Despite Western attacks on them in Yemen, the Houthis have vowed to continue targeting ships linked to Israel until attacks on Palestinians in the Gaza Strip stop

Reuters
Published : 19 Feb 2024, 04:02 PM
Updated : 19 Feb 2024, 04:02 PM

Yemen's Houthi militants said on Monday they had attacked another cargo vessel in the Gulf of Aden which was at risk of sinking, raising the stakes in their campaign to disrupt global shipping in solidarity with Palestinians in the Gaza war. 

The Iran-aligned Houthis have made repeated drone and missile strikes since November in the Red Sea and Bab al-Mandab Strait, drawing U.S. and British bombing against them. 

Houthi military spokesperson Yahya Sarea said in a statement that the Rubymar's crew was safe but that the ship was badly damaged and at risk of sinking. The Belize-flagged, British-registered and Lebanese-managed vessel was attacked on Sunday. 

The Houthis had also shot down a U.S drone over the Yemeni port Hodeidah, Sarea added. 

Security firm LSS-SAPU, in charge of safety on the Rubymar, said the crew evacuated after two missiles hit. They were picked up by another commercial ship which took them to Djibouti. 

"We know she was taking in water," LSS-SAPU told Reuters in comments by phone. "There is nobody on board now ... The owners and managers are considering options for towage." 

So far, no ships have been sunk nor crew killed from the attacks in a sea lane accounting for about 12% of global maritime traffic. Some companies have chosen to go the longer and more expensive route via the southern tip of Africa.

Despite Western attacks on them in Yemen, the Houthis have vowed to continue targeting ships linked to Israel until attacks on Palestinians in the Gaza Strip stop. 

GREEK-FLAGGED SHIP HIT 

In a second incident within hours, a Greece-flagged, U.S.-owned bulk carrier with 23 crew members was attacked twice on Monday by missiles, with a window damaged but no injuries to personnel, Greek shipping ministry sources said. 

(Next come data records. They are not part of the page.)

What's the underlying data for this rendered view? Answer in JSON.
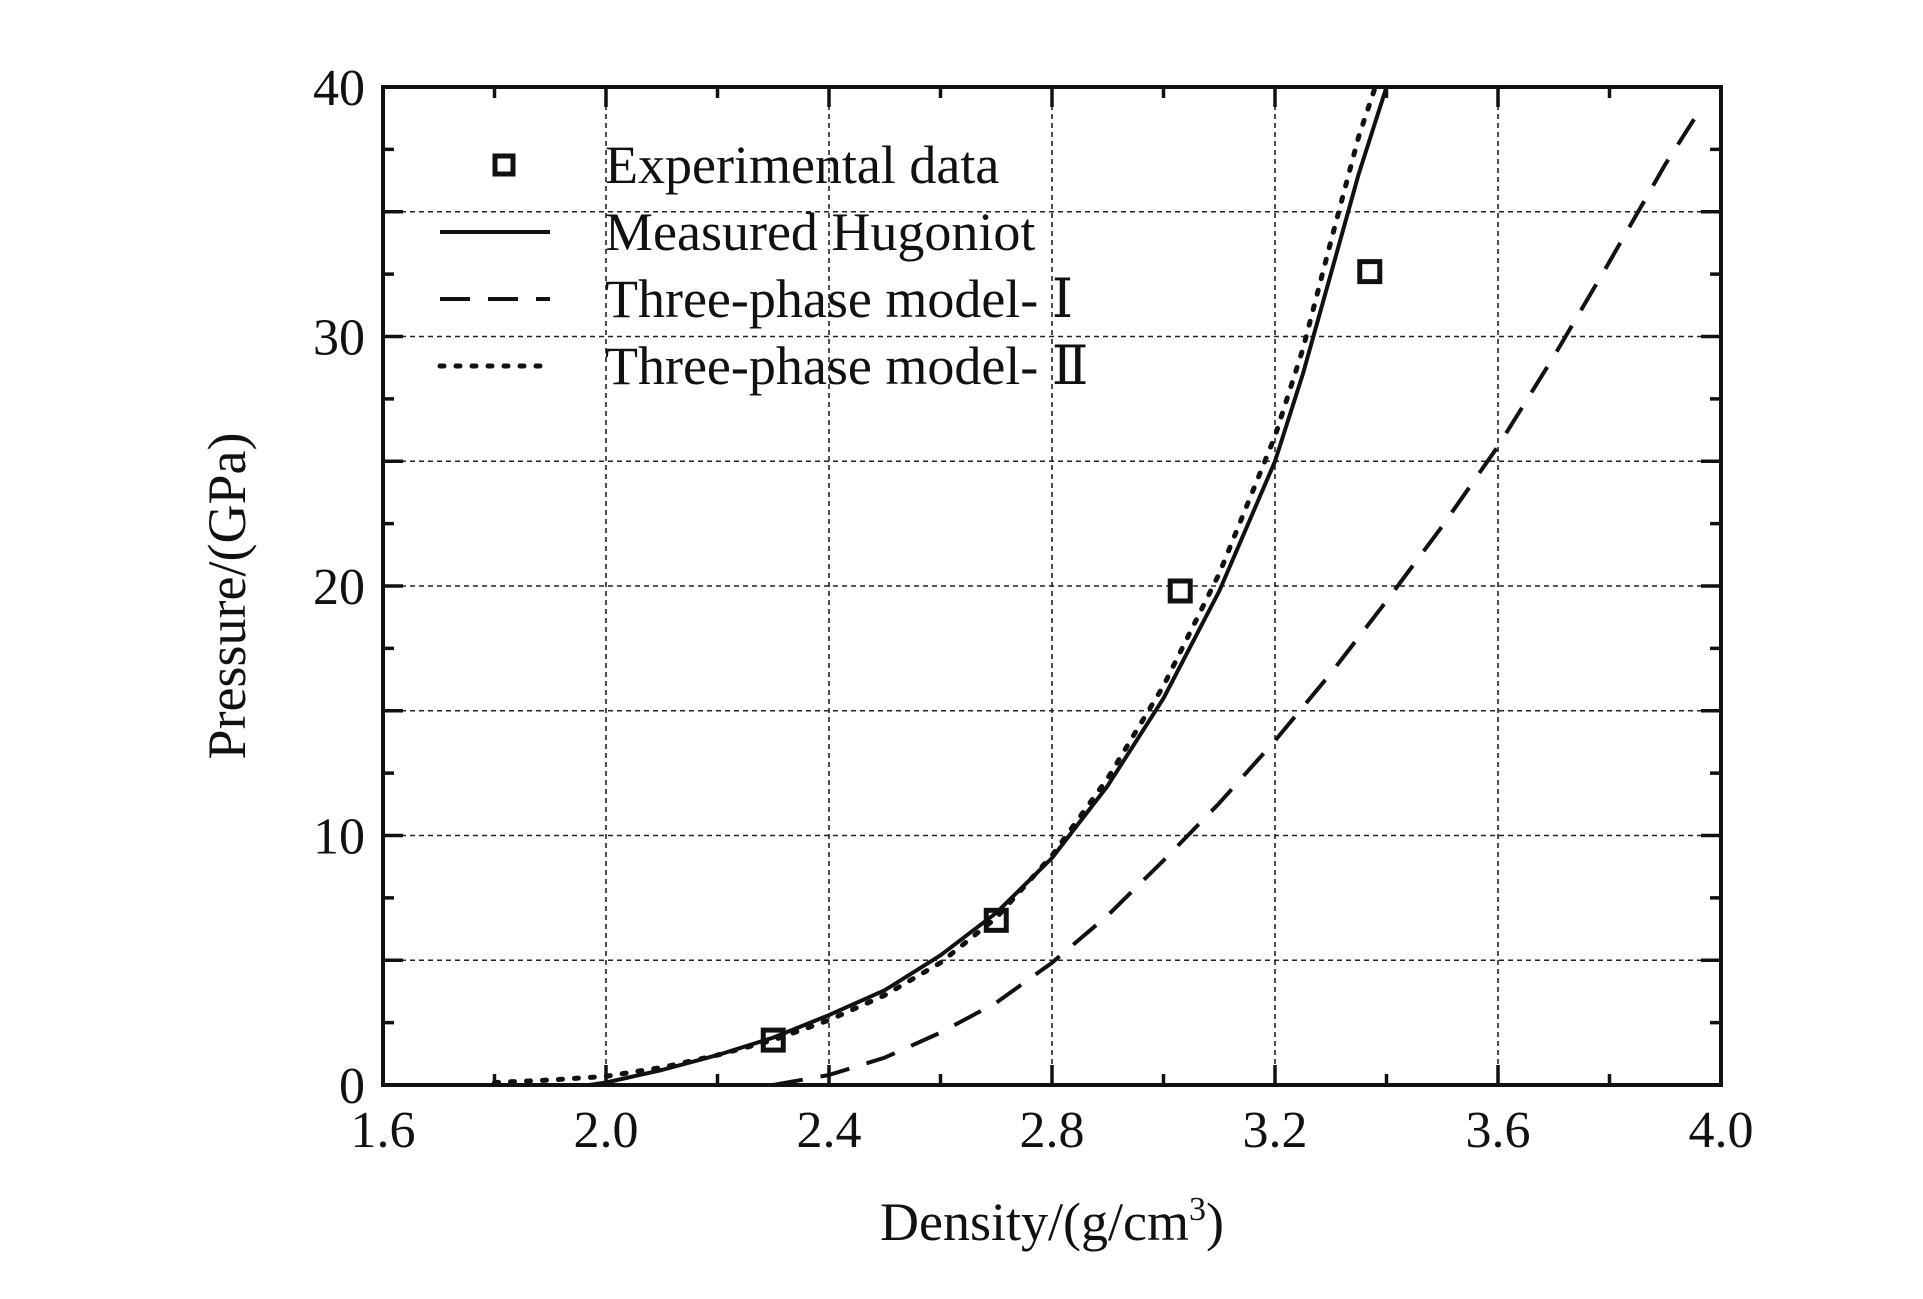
{
  "chart_data": {
    "type": "line",
    "title": "",
    "xlabel": "Density/(g/cm",
    "xlabel_sup": "3",
    "xlabel_end": ")",
    "ylabel": "Pressure/(GPa)",
    "xlim": [
      1.6,
      4.0
    ],
    "ylim": [
      0,
      40
    ],
    "xticks": [
      1.6,
      2.0,
      2.4,
      2.8,
      3.2,
      3.6,
      4.0
    ],
    "xtick_labels": [
      "1.6",
      "2.0",
      "2.4",
      "2.8",
      "3.2",
      "3.6",
      "4.0"
    ],
    "yticks": [
      0,
      10,
      20,
      30,
      40
    ],
    "ytick_labels": [
      "0",
      "10",
      "20",
      "30",
      "40"
    ],
    "grid": true,
    "legend_position": "top-left",
    "series": [
      {
        "name": "Experimental data",
        "style": "square-marker",
        "color": "#111111",
        "x": [
          2.3,
          2.7,
          3.03,
          3.37
        ],
        "y": [
          1.8,
          6.6,
          19.8,
          32.6
        ]
      },
      {
        "name": "Measured Hugoniot",
        "style": "solid",
        "color": "#111111",
        "x": [
          1.97,
          2.0,
          2.1,
          2.2,
          2.3,
          2.4,
          2.5,
          2.6,
          2.7,
          2.8,
          2.9,
          3.0,
          3.1,
          3.2,
          3.25,
          3.3,
          3.35,
          3.4
        ],
        "y": [
          0,
          0.1,
          0.6,
          1.2,
          1.9,
          2.8,
          3.8,
          5.2,
          6.9,
          9.1,
          12.0,
          15.5,
          19.8,
          25.0,
          28.5,
          32.5,
          36.5,
          40.0
        ]
      },
      {
        "name": "Three-phase model- Ⅰ",
        "style": "dashed",
        "color": "#111111",
        "x": [
          2.3,
          2.4,
          2.5,
          2.6,
          2.7,
          2.8,
          2.9,
          3.0,
          3.1,
          3.2,
          3.3,
          3.4,
          3.5,
          3.6,
          3.7,
          3.8,
          3.9,
          3.96
        ],
        "y": [
          0,
          0.4,
          1.1,
          2.1,
          3.3,
          4.9,
          6.8,
          9.0,
          11.3,
          13.8,
          16.5,
          19.4,
          22.4,
          25.6,
          29.2,
          33.0,
          36.9,
          39.0
        ]
      },
      {
        "name": "Three-phase model- Ⅱ",
        "style": "dotted",
        "color": "#111111",
        "x": [
          1.8,
          1.9,
          2.0,
          2.1,
          2.2,
          2.3,
          2.4,
          2.5,
          2.6,
          2.7,
          2.8,
          2.9,
          3.0,
          3.1,
          3.2,
          3.25,
          3.3,
          3.35,
          3.38
        ],
        "y": [
          0.1,
          0.2,
          0.35,
          0.7,
          1.2,
          1.8,
          2.6,
          3.6,
          4.9,
          6.7,
          9.2,
          12.3,
          16.0,
          20.5,
          26.0,
          29.5,
          33.8,
          38.0,
          40.0
        ]
      }
    ]
  }
}
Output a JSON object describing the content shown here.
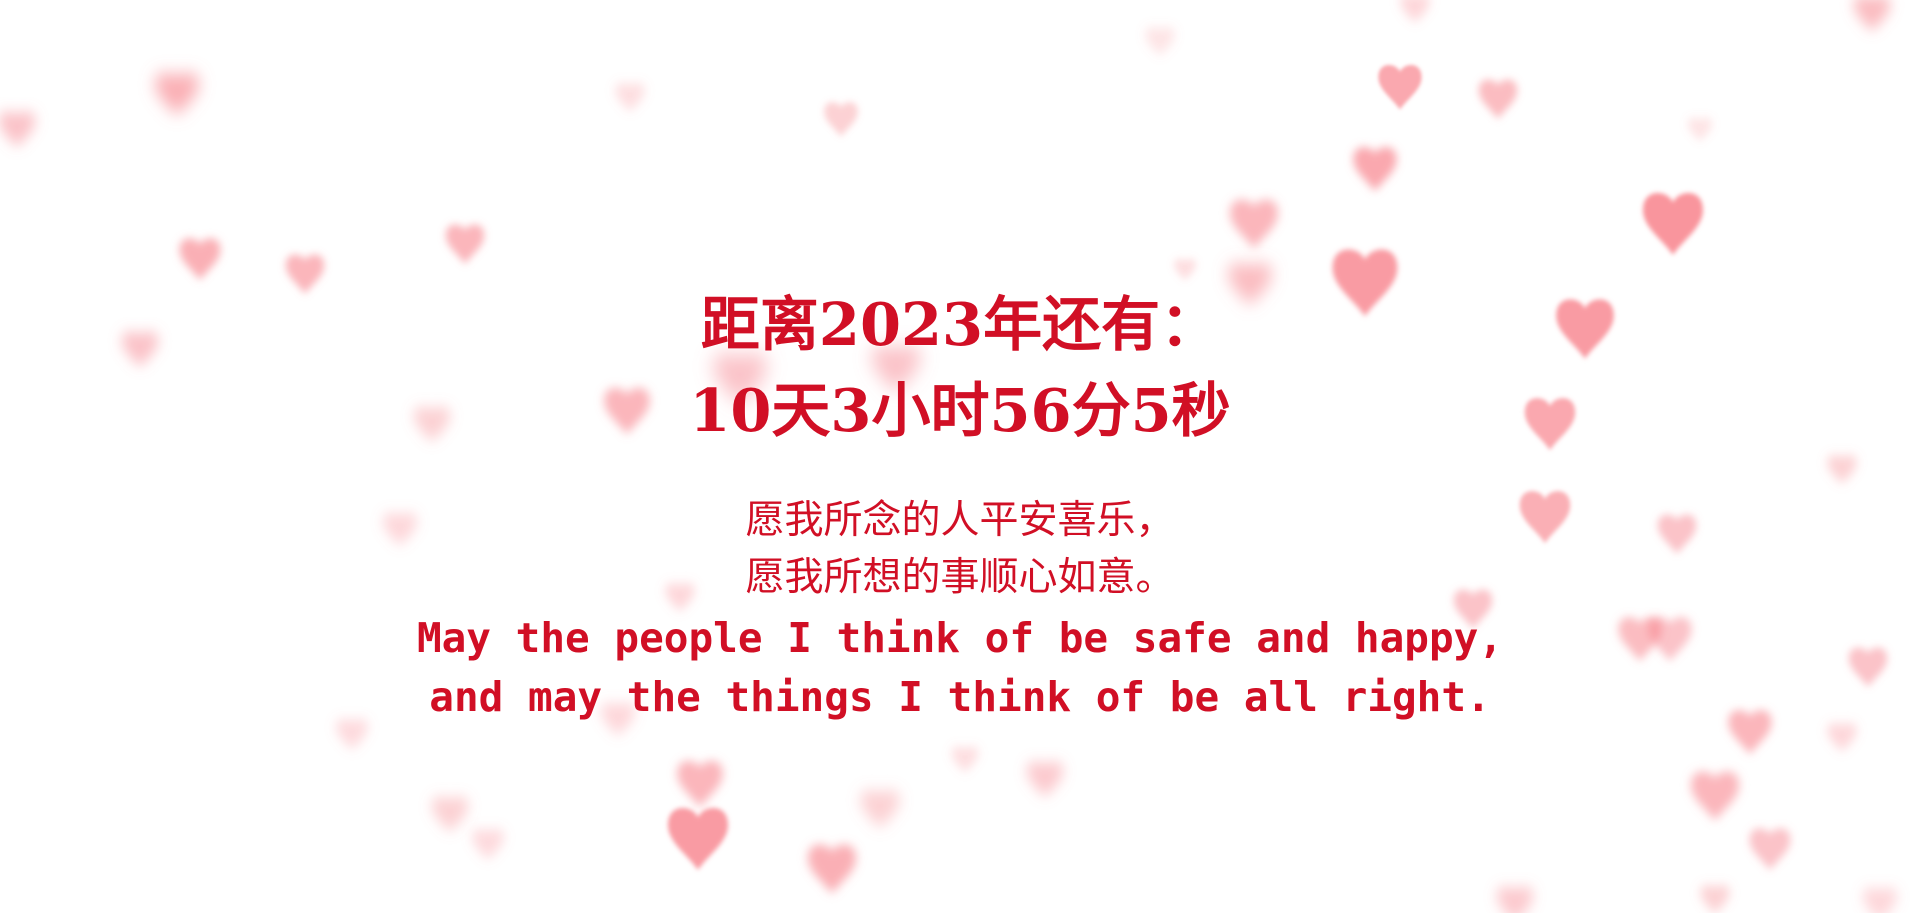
{
  "countdown": {
    "title": "距离2023年还有：",
    "time": "10天3小时56分5秒"
  },
  "wishes": {
    "zh_line1": "愿我所念的人平安喜乐，",
    "zh_line2": "愿我所想的事顺心如意。",
    "en_line1": "May the people I think of be safe and happy,",
    "en_line2": "and may the things I think of be all right."
  },
  "colors": {
    "text": "#d10f25",
    "heart": "#f77a84",
    "background": "#ffffff"
  },
  "decoration": {
    "icon": "heart-icon"
  }
}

The vessel was taking grain from Argentina to Aden. 

Seafarers in the firing line have signed industry wide agreements giving them rights to refuse to sail on ships passing through the Red Sea and to receive double pay when entering high-risk zones. 

Shipping industry associations on Monday called for the release of the 25 crew members of the Galaxy Leader commercial ship hijacked by the Houthis three months ago. 

"The 25 seafarers who make up the crew of the Galaxy Leader are innocent victims of the ongoing aggression against world shipping," the associations said. "It is abhorrent that seafarers were seized by military forces and that they have been kept from their families and loved ones for too long." 

The CEO of QatarEnergy, the world's second largest exporter of liquefied natural gas (LNG) which has stopped sailing via the Red Sea, said the disruption was delaying deliveries. 

Container shipping, which transports consumer goods, is also starting to feel the impact from re-routing ships. S&P Global Market Intelligence said in a report on Friday that the apparel industry was now expecting higher costs and delays. 

The Houthis, who control Yemen's most populous regions, have targeted vessels with commercial ties to the United States, Britain and Israel, shipping and insurance sources say. 

War risk insurance premiums have crept higher and are now around 1% of the value of the vessels, before various discounts which still works out at hundreds of thousands of dollars of additional costs per voyage, insurance sources said. 

"Shipping companies must weigh up the increased costs and journey times against the risk to their vessels, and, most importantly, the safety of the crew onboard," insurance broker Gallagher Speciality Marine said in a report last week.